Usage instructions¶
Important
Before using SCORPiOs, you should go to the SCORPiOs root folder and activate the conda environment with the command conda activate scorpios
.
Running SCORPiOs on example data¶
We recommend running a test with our example data to ensure that installation was successful and to get familiar with the pipeline, inputs and outputs.
SCORPiOs uses a YAML configuration file to specify inputs and parameters for each run. An example configuration file is provided: config_example.yaml. This configuration file executes SCORPiOs on toy example data, that you can use as reference for input formats.
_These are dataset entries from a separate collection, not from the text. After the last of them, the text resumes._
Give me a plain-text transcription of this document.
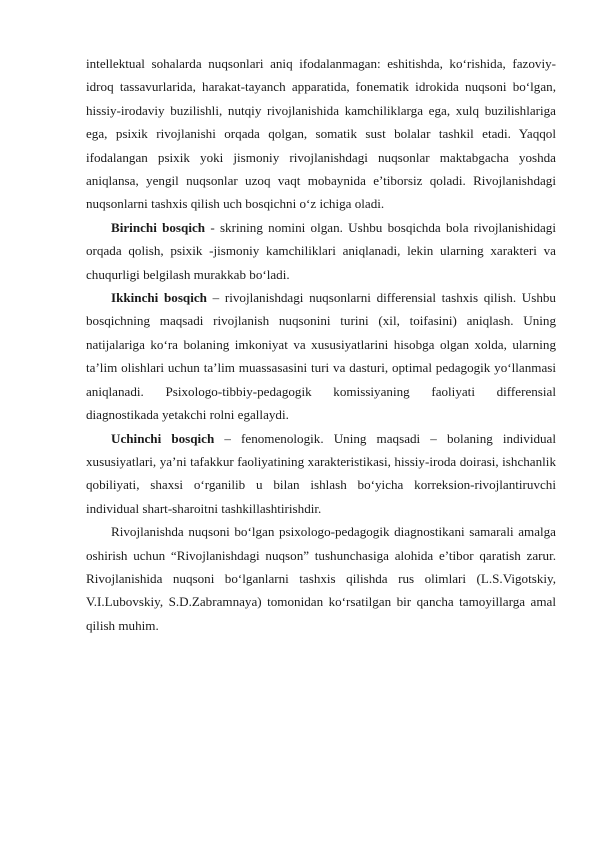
intellektual sohalarda nuqsonlari aniq ifodalanmagan: eshitishda, ko‘rishida, fazoviy-idroq tassavurlarida, harakat-tayanch apparatida, fonematik idrokida nuqsoni bo‘lgan, hissiy-irodaviy buzilishli, nutqiy rivojlanishida kamchiliklarga ega, xulq buzilishlariga ega, psixik rivojlanishi orqada qolgan, somatik sust bolalar tashkil etadi. Yaqqol ifodalangan psixik yoki jismoniy rivojlanishdagi nuqsonlar maktabgacha yoshda aniqlansa, yengil nuqsonlar uzoq vaqt mobaynida e’tiborsiz qoladi. Rivojlanishdagi nuqsonlarni tashxis qilish uch bosqichni o‘z ichiga oladi.

Birinchi bosqich - skrining nomini olgan. Ushbu bosqichda bola rivojlanishidagi orqada qolish, psixik -jismoniy kamchiliklari aniqlanadi, lekin ularning xarakteri va chuqurligi belgilash murakkab bo‘ladi.

Ikkinchi bosqich – rivojlanishdagi nuqsonlarni differensial tashxis qilish. Ushbu bosqichning maqsadi rivojlanish nuqsonini turini (xil, toifasini) aniqlash. Uning natijalariga ko‘ra bolaning imkoniyat va xususiyatlarini hisobga olgan xolda, ularning ta’lim olishlari uchun ta’lim muassasasini turi va dasturi, optimal pedagogik yo‘llanmasi aniqlanadi. Psixologo-tibbiy-pedagogik komissiyaning faoliyati differensial diagnostikada yetakchi rolni egallaydi.

Uchinchi bosqich – fenomenologik. Uning maqsadi – bolaning individual xususiyatlari, ya’ni tafakkur faoliyatining xarakteristikasi, hissiy-iroda doirasi, ishchanlik qobiliyati, shaxsi o‘rganilib u bilan ishlash bo‘yicha korreksion-rivojlantiruvchi individual shart-sharoitni tashkillashtirishdir.

Rivojlanishda nuqsoni bo‘lgan psixologo-pedagogik diagnostikani samarali amalga oshirish uchun “Rivojlanishdagi nuqson” tushunchasiga alohida e’tibor qaratish zarur. Rivojlanishida nuqsoni bo‘lganlarni tashxis qilishda rus olimlari (L.S.Vigotskiy, V.I.Lubovskiy, S.D.Zabramnaya) tomonidan ko‘rsatilgan bir qancha tamoyillarga amal qilish muhim.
We explain how to format your own configuration file and input files in more details in the next chapter (see Data file formats and Configuration file).
Here, we present the main commands to run SCORPiOs.
Example 1: Simple SCORPiOs run¶
The only required Snakemake arguments to run SCORPiOs are --configfile
, the --use-conda
flag and the --scheduler=greedy
option. You also need to specify the number of threads via --cores
. For more advanced options, you can look at the Snakemake documentation.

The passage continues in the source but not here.